Now that the new Doctor has been chosen — and I’m cautiously optimistic about that choice, by the way — speculation on who will be his new companion has already begun. Most, if not all, of this speculation will prove to be wrong — did anyone suggest Matt Smith before his name was announced on Saturday? Did anyone even know who he was? — but that’s no reason for me not to make my own wild and totally inaccurate guesses, just like I did last week. It’s not yet known whether David Tennant will be joined by a companion (or two, or twelve) in his last few outings as the Doctor, but I’m not going to concern myself with that right now. These, instead, are my predictions for the companion that will join Mr. Smith on his adventures in the TARDIS. They are:

  1. David Tennant. A former Doctor as companion. It’s as madcap as it is unprecedented, but there are ways they could make it work. I mean, there is that half-human Doctor who ran off with Rose in the fourth season finale, “Journey’s End” — although maybe the less seen of him the better, hmm? Still, it would be a nice way of weaning fans off of Tennant and on to the new guy.
  2. Russell T. Davies. Either as another character or, in a bizarre postmodern twist, as himself. Either option would work equally well — which is to say not at all — but either way, it would finally let Davies himself moon over the Doctor in unrequited love, which has clearly been a dream of his since he was but a boy. Unrequited, I should say, until that fateful winter night when, on the run from the Cybermen and having drunk just a little too much mulled wine, the two of them… Well, I’ll just let you slash writers in the audience figure out the rest of that.
  3. Julia Sawalha. Maybe best known as Saffron in Absolutely Fabulous — at least on this side of the pond — she was Rowan Atkinson’s companion, Emma, in Doctor Who and the Curse of Fatal Death. Which, as it just so happens, was written by a certain Steven Moffat. Full circle perhaps?
  4. A Dalek. Named Skippy. Again, think of the irony! British children love their irony!
  5. Any of the Doctor’s former companions. Or maybe all of them, through the magic of CGI and careful digital editing. Most of them are probably still alive if any new dialogue needs to be recorded. Elisabeth Sladen already has her own spinoff and working relationship with the BBC — and she looks phenomenal for a woman of 60, I might add! And if not her…well, there were several decades of companions to choose from! I ask only this: please, no Adric.
  6. The ones who got away. Any of the characters who were almost, but never quite companions — or for whom a life mucking about in space and time just wasn’t in the cards. Your Sally Sparrows, your Adam Mitchells, your Astrid Peths, your Madames de Pompadour…any of a dozen different returning favorites, given a second go-around. Hey, it happened with Donna Noble.
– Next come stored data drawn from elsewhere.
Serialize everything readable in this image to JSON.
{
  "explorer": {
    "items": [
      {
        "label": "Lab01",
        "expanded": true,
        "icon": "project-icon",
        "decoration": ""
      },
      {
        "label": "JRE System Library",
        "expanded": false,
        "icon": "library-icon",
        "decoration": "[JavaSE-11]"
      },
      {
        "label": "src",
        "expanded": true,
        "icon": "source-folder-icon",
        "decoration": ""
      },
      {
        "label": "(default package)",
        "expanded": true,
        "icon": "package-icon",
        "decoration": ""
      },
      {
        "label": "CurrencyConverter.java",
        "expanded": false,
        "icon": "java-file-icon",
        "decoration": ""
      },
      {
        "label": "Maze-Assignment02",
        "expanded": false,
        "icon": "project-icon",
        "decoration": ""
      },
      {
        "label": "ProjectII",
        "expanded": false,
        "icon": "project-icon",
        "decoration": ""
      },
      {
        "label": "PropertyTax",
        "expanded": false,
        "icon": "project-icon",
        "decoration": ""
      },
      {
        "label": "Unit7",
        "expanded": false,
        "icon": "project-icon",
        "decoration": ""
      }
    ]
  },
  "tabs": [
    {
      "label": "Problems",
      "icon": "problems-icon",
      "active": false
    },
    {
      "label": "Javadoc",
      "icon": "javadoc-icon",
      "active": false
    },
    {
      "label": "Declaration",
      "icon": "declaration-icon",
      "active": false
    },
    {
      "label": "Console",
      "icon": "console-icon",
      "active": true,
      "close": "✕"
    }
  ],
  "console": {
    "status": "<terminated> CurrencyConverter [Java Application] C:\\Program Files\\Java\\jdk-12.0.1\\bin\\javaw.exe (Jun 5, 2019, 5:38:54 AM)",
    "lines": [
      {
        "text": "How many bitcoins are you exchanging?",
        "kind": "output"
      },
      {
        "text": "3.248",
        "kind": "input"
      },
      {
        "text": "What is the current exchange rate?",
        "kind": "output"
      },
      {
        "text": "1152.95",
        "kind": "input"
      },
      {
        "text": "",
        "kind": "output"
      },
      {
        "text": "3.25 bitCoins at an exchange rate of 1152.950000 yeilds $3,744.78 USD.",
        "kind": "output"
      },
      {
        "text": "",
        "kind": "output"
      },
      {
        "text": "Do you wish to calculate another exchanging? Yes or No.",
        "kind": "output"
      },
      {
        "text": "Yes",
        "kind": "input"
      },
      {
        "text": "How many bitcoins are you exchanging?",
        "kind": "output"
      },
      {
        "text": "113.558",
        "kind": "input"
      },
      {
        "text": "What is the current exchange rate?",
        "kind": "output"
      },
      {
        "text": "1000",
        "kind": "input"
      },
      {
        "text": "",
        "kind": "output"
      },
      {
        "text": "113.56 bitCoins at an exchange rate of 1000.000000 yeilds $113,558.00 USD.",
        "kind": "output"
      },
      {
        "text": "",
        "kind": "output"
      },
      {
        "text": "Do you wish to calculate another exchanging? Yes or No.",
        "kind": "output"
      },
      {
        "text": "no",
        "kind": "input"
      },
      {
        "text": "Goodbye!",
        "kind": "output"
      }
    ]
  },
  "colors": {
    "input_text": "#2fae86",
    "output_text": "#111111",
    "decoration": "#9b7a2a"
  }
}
  7. Professor River Song. I’m actually not kidding about this one. As portrayed by Alex Kingston in the fourth season two-parter “Silence in the Library”/”Forest of the Dead,” the character’s most interesting feature is that she will, at some point in the Doctor’s future, get to know him extremely well. And in his audio commentary to “Silence,” Steven Moffat suggests he’s quite interested in revisiting the character at some point. Would she be his next companion, Matt Smith’s first? Too much is still unknown about what kind of Doctor he’ll be, where exactly Davies’ four movies will leave the series off, and what Steven Moffat has going on inside that head of his. But at this point, she’s just as likely as Lily Allen, don’t you think? Not that I don’t like Lily Allen…

Incidentally, it’s been pointed out that Matt Smith, the new Doctor, appeared in The Ruby in the Smoke and an episode of Secret Diary of a Call Girl, both starring Billie Piper. That’s not really relevant to this discussion, but it is an interesting little factoid.